When pruners are sharp they allow you to work faster and cut cleaner, which is healthier for your plants. After being cut, a plant oozes sap or resin, which dries to create a protective shield. That’s just the start of the healing process. The plant will divert energy from its growth to the damaged area while the wound is healing. You want the plant to heal as quickly as possible. One way to do this is to make sure you create a smooth surface with a clean cut using a sharpened tool. Not only will the plant heal more quickly, but it will be exposed to less damage from diseases, insects, and weather extremes.
The following steps will help you learn the proper way to sharpen hand pruners and keep them in top working condition.
1) Clean the pruners. Using a wire brush, steel wool (sandpaper also works) and elbow grease, remove all of the dirt and rust. Many pruners are easy to disassemble for easier sharpening or blade replacement. Some types of pruners are not as easy to take apart and can be sharpened while still together.

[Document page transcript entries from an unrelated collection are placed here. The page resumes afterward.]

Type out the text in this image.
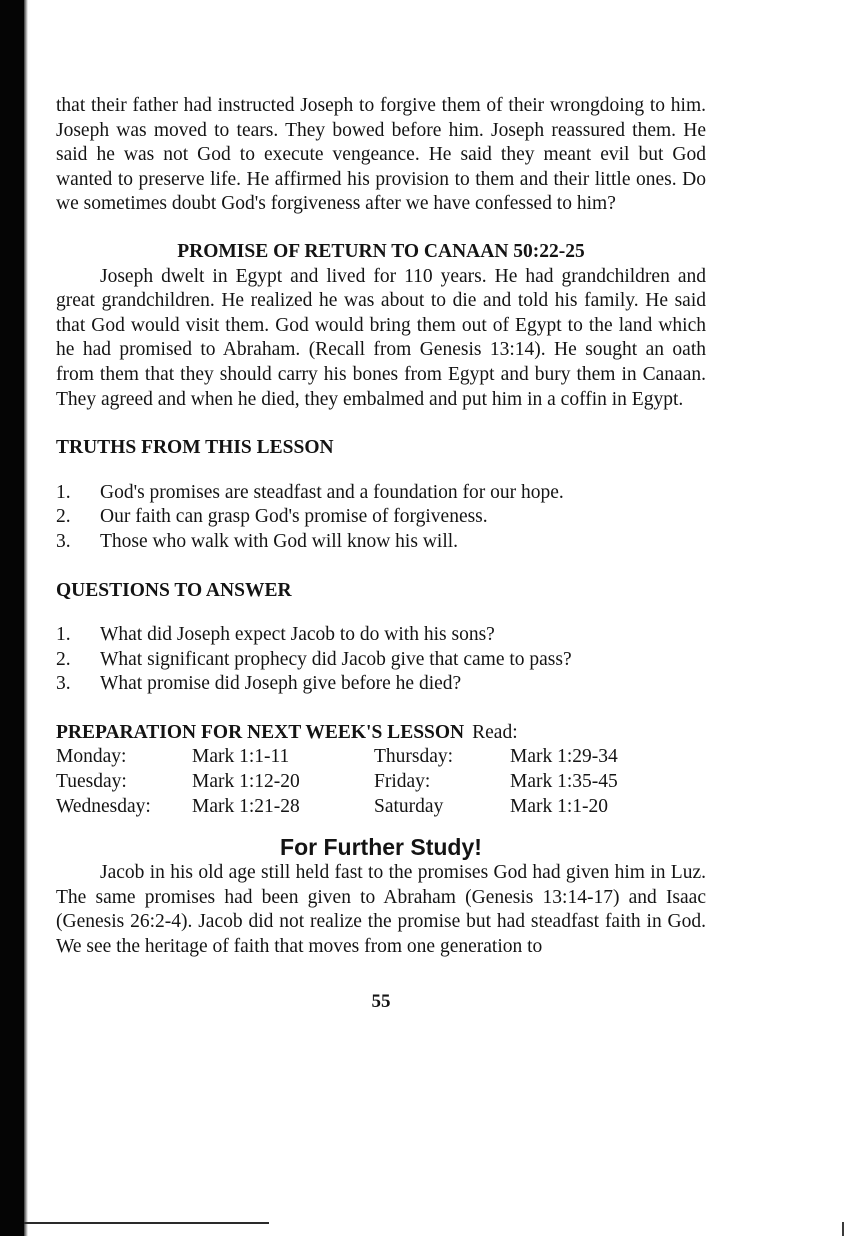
that their father had instructed Joseph to forgive them of their wrongdoing to him. Joseph was moved to tears. They bowed before him. Joseph reassured them. He said he was not God to execute vengeance. He said they meant evil but God wanted to preserve life. He affirmed his provision to them and their little ones. Do we sometimes doubt God's forgiveness after we have confessed to him?

PROMISE OF RETURN TO CANAAN 50:22-25

Joseph dwelt in Egypt and lived for 110 years. He had grandchildren and great grandchildren. He realized he was about to die and told his family. He said that God would visit them. God would bring them out of Egypt to the land which he had promised to Abraham. (Recall from Genesis 13:14). He sought an oath from them that they should carry his bones from Egypt and bury them in Canaan. They agreed and when he died, they embalmed and put him in a coffin in Egypt.

TRUTHS FROM THIS LESSON
1.	God's promises are steadfast and a foundation for our hope.
2.	Our faith can grasp God's promise of forgiveness.
3.	Those who walk with God will know his will.
QUESTIONS TO ANSWER
1.	What did Joseph expect Jacob to do with his sons?
2.	What significant prophecy did Jacob give that came to pass?
3.	What promise did Joseph give before he died?
PREPARATION FOR NEXT WEEK'S LESSON Read:
Monday:	Mark 1:1-11	Thursday:	Mark 1:29-34
Tuesday:	Mark 1:12-20	Friday:	Mark 1:35-45
Wednesday:	Mark 1:21-28	Saturday	Mark 1:1-20
For Further Study!

Jacob in his old age still held fast to the promises God had given him in Luz. The same promises had been given to Abraham (Genesis 13:14-17) and Isaac (Genesis 26:2-4). Jacob did not realize the promise but had steadfast faith in God. We see the heritage of faith that moves from one generation to

55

2) Inspect the pruners, especially the blade. Examine the blade for any burrs, nicks or cracks. While doing this, note the beveled edge of the blade—when sharpening, you’ll want to be careful to maintain the same angle as the bevel.

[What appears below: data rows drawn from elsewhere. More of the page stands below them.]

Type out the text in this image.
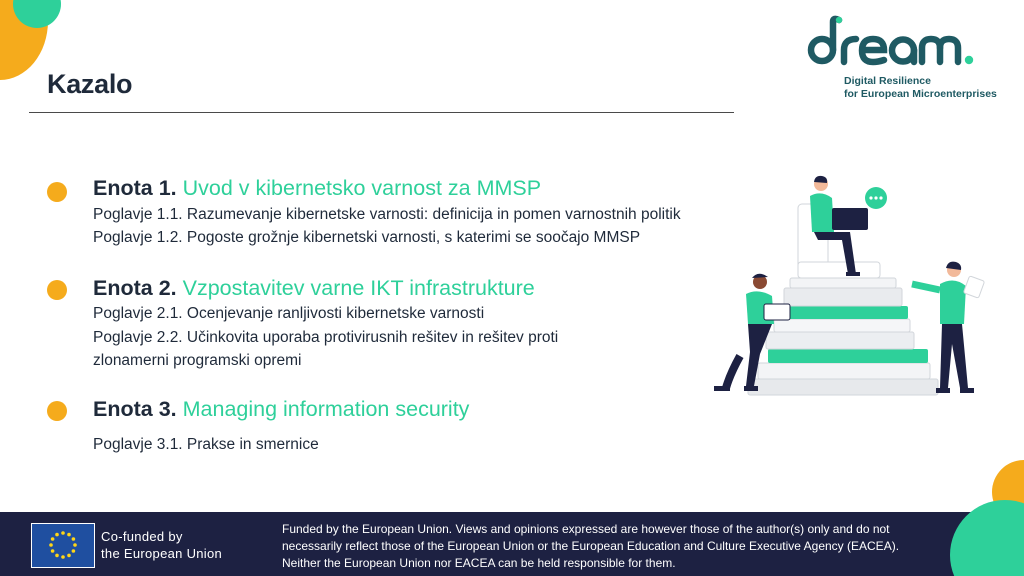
Kazalo	Digital Resilience
for European Microenterprises
Enota 1. Uvod v kibernetsko varnost za MMSP
Poglavje 1.1. Razumevanje kibernetske varnosti: definicija in pomen varnostnih politik
Poglavje 1.2. Pogoste grožnje kibernetski varnosti, s katerimi se soočajo MMSP
Enota 2. Vzpostavitev varne IKT infrastrukture
Poglavje 2.1. Ocenjevanje ranljivosti kibernetske varnosti
Poglavje 2.2. Učinkovita uporaba protivirusnih rešitev in rešitev proti
zlonamerni programski opremi
Enota 3. Managing information security
Poglavje 3.1. Prakse in smernice
Co-funded by
the European Union
Funded by the European Union. Views and opinions expressed are however those of the author(s) only and do not
necessarily reflect those of the European Union or the European Education and Culture Executive Agency (EACEA).
Neither the European Union nor EACEA can be held responsible for them.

3) Choose a sharpening tool. Which tool is largely a matter of preference: whetstones, the most common choice, offer many gradations and sizes, though you may find that a longer one is easier to work with. A diamond-coated flat file requires only water for lubrication, remains flat for fast sharpening and is durable enough to last a lifetime. A bastard file or sharpening steel is useful for finishing or for a quick fix. A ceramic sharpener is good for quick sharpening during the season or while working. Don’t use power grinding stones; they require extra care because they transfer heat from friction that can affect the metal temper, making it more brittle.

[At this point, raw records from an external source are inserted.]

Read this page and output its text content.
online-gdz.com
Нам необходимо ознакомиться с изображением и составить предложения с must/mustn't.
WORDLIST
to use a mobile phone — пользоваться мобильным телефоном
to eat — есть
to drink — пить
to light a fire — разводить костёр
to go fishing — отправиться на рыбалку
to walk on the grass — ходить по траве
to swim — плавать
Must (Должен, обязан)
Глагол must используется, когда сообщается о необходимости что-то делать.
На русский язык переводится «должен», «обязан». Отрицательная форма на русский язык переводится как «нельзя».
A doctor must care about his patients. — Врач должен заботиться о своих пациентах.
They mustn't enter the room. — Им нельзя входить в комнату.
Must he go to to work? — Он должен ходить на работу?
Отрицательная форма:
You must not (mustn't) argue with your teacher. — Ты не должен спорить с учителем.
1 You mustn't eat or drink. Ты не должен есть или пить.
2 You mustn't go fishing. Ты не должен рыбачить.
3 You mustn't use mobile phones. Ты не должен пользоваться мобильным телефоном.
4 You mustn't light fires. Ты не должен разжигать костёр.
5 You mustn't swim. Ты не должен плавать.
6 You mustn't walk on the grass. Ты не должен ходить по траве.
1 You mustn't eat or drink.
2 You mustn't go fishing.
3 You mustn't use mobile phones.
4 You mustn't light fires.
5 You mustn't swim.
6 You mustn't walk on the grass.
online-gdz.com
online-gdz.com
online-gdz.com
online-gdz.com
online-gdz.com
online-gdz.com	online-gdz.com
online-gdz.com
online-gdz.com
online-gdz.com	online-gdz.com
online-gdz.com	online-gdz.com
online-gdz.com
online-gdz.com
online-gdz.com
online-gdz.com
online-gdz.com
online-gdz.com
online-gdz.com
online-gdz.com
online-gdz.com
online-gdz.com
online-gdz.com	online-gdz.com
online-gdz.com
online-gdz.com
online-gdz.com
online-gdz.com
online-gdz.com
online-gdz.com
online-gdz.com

4) Sharpen the blade. Remove any nicks with a file first. Then using your preferred sharpening tool, use numerous (10 to 15) smooth strokes, moving the blade in one direction, from the base toward the tip. Don’t press too hard. You want to achieve a razor-sharp edge, but don’t reduce the beveled edge to less than 1 millimeter thickness. A finer edge will not increase cutting ability but will make the blade more fragile and prone to damage or breakage.
5) Lubricate and reassemble the pruners. Lightly coat the blade with oil (motor or olive) or a protectant/lubricant like WD-40. When reassembling the pruners, make sure the moving parts have some lubrication. White grease works best for the main moving parts, and you don’t need much. A 3-in-1 type oil will also work, but it won’t last as long.
Lastly, go out and enjoy the fall weather and your easy-cutting, newly-sharpened pruners.
Text and photos by Steven Nikkila, who is from Perennial Favorites in Waterford, MI.